Councillor Douglas McAllister, the Ex-Provost, has stepped on to the starting blocks to try to gain them a reprieve from the above inflation letting charges being imposed by West Dunbartonshire Council.
He has urged the SNP administration to back off, and asked for the full Council to support his motion to have the increase dropped.
Cllr McAllister says he is disappointed to learn that a community sports group that actively encourages participation by young people into sports activities has been subjected to an 18% increase in its letting charges.
He added: “The club targets the young people from the five mainstream secondary schools and it keeps its rates low to remove barriers for less well-off young people so that they can fully participate in their activities.
“In the Year of Young People, it is indeed unfortunate that the club had seen its letting costs increase from £7,000 to £8,000.”
He moved that the Council should call on the Chief Executive [Joyce White] to explore options and to bring a report to the next Council meeting with a resolution to the situation.

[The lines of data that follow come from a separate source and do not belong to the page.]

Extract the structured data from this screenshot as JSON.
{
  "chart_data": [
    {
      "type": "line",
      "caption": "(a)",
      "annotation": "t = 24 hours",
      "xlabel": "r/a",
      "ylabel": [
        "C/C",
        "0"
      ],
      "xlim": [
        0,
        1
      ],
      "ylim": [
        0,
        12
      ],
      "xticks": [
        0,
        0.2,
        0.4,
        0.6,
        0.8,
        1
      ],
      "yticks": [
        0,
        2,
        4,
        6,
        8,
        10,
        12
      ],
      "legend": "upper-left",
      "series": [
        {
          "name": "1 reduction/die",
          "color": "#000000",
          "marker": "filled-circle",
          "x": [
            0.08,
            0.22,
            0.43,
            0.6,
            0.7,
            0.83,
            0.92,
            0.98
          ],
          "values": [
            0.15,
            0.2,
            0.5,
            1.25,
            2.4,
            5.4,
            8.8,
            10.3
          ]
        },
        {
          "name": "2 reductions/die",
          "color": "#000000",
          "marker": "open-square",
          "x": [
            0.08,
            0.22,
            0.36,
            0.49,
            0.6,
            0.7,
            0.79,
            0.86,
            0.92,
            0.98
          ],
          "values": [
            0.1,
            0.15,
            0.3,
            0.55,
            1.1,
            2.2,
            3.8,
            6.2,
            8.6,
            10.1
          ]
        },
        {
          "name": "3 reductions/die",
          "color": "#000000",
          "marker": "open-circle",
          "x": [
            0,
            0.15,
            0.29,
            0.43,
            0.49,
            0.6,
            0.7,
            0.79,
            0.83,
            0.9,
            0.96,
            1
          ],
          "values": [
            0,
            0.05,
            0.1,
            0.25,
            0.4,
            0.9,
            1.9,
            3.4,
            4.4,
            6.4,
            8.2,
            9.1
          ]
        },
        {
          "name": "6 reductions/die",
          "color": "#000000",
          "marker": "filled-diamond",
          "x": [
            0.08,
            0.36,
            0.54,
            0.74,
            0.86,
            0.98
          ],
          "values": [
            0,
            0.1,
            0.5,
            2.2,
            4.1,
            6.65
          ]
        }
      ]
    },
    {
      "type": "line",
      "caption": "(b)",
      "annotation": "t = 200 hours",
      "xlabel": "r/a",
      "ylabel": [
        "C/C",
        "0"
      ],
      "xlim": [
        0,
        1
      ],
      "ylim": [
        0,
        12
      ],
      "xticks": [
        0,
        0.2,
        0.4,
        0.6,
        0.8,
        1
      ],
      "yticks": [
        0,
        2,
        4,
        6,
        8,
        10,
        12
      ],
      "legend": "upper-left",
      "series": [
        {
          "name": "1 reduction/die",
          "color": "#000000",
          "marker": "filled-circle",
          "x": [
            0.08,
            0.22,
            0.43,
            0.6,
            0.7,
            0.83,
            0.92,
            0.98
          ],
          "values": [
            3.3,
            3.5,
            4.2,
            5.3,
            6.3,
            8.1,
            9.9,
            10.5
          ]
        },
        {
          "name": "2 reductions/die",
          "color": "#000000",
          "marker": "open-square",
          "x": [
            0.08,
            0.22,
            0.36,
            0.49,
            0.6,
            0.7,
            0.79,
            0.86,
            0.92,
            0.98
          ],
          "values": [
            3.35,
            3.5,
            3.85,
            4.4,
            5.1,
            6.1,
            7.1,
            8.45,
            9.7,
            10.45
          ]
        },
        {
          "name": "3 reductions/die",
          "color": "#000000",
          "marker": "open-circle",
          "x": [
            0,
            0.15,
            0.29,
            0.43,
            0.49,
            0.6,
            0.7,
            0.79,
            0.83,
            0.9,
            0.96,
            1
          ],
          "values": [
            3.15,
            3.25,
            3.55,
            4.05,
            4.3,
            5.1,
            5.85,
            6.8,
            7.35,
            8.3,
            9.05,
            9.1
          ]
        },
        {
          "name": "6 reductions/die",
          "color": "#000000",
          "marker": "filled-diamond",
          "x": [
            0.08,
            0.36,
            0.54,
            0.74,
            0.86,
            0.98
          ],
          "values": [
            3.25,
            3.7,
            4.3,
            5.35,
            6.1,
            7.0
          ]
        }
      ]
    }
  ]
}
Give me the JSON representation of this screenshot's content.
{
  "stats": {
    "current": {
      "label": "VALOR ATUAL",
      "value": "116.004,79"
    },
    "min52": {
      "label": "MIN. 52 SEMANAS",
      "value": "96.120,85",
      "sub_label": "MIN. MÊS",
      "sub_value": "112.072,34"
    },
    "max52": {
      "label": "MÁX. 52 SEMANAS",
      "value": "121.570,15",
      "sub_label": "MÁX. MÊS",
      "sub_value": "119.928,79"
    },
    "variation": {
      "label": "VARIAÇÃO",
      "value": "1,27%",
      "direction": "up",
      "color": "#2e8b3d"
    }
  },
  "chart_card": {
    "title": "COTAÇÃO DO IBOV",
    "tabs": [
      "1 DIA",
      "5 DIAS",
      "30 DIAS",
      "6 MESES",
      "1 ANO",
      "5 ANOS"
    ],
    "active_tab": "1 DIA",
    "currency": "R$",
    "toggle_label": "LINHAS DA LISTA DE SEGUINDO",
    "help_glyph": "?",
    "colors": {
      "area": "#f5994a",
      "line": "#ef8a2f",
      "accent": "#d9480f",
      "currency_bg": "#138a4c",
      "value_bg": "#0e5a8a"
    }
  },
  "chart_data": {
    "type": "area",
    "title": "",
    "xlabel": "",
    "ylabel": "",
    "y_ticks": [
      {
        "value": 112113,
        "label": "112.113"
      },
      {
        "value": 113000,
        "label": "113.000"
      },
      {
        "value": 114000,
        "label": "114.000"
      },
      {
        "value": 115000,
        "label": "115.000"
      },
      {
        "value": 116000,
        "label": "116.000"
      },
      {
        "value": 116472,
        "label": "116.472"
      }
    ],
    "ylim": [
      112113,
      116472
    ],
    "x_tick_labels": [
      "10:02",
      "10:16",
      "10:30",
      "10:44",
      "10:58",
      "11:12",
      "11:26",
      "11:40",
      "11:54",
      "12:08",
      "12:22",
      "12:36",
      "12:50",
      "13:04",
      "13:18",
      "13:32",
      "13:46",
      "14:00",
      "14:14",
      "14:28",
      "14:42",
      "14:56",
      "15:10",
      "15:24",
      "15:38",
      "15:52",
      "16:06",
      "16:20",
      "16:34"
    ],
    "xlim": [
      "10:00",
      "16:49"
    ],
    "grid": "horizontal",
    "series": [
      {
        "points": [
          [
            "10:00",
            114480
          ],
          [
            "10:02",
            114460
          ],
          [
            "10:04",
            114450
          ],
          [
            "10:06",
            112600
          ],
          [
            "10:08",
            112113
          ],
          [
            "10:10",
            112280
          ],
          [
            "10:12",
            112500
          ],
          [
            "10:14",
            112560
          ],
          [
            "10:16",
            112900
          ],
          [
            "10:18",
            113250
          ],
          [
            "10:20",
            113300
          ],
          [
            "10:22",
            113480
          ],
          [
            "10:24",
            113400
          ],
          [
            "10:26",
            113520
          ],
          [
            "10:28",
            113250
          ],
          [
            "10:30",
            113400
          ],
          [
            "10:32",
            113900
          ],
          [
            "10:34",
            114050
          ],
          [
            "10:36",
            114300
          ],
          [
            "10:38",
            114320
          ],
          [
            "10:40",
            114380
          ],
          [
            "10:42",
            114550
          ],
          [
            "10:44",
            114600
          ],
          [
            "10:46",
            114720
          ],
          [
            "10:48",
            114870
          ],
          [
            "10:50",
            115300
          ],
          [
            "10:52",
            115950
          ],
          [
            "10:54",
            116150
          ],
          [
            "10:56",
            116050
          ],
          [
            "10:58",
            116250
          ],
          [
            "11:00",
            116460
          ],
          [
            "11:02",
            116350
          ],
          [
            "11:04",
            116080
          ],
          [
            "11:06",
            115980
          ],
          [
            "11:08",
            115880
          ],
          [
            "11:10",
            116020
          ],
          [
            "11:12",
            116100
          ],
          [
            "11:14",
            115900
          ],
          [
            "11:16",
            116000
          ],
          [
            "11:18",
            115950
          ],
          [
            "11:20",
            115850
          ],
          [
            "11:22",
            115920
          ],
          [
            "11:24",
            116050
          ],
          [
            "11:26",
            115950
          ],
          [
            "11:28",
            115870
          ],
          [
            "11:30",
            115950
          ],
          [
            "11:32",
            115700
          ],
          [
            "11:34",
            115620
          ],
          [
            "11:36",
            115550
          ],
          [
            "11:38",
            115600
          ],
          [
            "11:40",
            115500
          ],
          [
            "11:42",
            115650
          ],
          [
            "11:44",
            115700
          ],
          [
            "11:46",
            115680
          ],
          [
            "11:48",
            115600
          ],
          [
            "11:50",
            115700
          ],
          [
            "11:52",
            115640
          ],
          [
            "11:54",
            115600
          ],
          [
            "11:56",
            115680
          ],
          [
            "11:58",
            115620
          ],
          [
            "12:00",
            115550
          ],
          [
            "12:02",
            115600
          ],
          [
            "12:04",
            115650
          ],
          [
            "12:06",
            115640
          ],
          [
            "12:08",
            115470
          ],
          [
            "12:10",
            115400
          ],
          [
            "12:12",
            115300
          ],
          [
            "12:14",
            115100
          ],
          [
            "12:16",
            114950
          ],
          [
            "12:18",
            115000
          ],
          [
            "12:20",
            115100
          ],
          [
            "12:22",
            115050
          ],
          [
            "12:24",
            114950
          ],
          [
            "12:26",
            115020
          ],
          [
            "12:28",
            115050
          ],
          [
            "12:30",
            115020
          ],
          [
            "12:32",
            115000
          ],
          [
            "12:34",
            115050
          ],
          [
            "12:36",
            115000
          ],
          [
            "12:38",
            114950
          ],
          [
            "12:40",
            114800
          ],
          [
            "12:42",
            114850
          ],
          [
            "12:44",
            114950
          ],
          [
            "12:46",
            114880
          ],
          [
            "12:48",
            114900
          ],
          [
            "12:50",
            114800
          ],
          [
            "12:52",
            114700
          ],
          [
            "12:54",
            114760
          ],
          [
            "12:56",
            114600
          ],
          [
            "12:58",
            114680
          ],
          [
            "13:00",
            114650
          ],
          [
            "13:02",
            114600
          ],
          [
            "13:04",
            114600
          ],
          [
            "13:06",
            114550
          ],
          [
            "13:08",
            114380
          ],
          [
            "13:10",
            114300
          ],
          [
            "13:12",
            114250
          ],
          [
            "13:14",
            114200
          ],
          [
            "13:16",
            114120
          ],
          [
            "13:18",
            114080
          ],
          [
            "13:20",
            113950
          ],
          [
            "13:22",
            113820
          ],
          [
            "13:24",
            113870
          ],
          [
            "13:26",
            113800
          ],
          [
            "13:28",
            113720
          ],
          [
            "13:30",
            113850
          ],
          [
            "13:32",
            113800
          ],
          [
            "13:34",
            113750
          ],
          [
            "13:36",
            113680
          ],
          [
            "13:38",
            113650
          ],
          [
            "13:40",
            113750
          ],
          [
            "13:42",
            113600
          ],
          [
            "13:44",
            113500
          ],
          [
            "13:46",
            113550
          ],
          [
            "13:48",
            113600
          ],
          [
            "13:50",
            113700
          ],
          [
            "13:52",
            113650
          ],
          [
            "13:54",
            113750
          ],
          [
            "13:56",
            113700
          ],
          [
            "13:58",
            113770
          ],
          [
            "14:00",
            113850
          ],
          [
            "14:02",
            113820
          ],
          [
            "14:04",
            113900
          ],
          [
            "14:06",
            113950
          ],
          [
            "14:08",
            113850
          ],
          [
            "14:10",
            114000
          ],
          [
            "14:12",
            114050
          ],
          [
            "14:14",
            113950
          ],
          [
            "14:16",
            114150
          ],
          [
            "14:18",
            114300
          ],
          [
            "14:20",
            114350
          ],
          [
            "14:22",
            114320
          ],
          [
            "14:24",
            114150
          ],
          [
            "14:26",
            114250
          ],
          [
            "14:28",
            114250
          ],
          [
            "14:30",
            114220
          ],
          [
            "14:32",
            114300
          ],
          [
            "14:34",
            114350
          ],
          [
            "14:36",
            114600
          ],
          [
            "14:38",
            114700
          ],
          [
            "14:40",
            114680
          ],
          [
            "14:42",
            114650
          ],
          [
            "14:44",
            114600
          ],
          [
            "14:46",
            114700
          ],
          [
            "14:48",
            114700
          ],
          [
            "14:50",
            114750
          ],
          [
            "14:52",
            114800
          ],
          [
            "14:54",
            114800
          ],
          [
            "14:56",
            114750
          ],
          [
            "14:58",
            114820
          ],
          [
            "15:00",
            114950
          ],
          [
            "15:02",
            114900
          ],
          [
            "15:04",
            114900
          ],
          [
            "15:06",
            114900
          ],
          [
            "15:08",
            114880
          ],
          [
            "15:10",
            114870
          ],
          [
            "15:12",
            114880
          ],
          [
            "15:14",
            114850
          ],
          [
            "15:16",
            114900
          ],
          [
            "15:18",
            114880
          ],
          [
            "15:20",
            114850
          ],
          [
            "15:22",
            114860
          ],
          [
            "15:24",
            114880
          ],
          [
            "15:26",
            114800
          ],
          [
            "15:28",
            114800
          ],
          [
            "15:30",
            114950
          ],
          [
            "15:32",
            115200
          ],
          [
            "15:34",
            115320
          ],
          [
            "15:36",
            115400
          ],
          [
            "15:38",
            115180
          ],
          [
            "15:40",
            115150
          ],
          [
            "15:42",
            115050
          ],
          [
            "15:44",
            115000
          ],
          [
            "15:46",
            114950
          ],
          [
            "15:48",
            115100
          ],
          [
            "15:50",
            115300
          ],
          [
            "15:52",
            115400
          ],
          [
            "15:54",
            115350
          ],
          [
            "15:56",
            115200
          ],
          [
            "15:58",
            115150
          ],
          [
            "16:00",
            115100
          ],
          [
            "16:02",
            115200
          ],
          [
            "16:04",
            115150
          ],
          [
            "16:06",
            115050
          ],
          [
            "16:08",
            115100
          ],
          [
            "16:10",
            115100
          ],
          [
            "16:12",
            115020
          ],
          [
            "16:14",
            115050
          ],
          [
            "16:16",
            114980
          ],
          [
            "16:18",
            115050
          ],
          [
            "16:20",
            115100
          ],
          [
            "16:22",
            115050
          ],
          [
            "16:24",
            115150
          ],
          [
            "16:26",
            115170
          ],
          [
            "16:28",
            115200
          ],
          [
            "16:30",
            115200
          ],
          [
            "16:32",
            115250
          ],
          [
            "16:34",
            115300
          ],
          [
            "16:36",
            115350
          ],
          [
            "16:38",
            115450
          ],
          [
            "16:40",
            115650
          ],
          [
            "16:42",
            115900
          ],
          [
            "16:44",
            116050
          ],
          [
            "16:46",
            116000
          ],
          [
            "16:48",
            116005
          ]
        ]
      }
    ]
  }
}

Cllr McAllister said: “This could include setting up a support grant from reserves to help the organisation to obtain financial support to keep its club fees affordable
“Alternatively, it could be a supported grant from the Year of Young People legacy fund.”
The club has been informed that they would have their access to facilities at St. Peter the Apostle Secondary School cut back, essentially locking the community out of using the sports facilities including the community use of the running track and so on.
The Labour Ex-Provost will be asking that the Council report should also explore the rationale for this change and consider the implications of reversing this so that the club can continue to provide the service to local young people.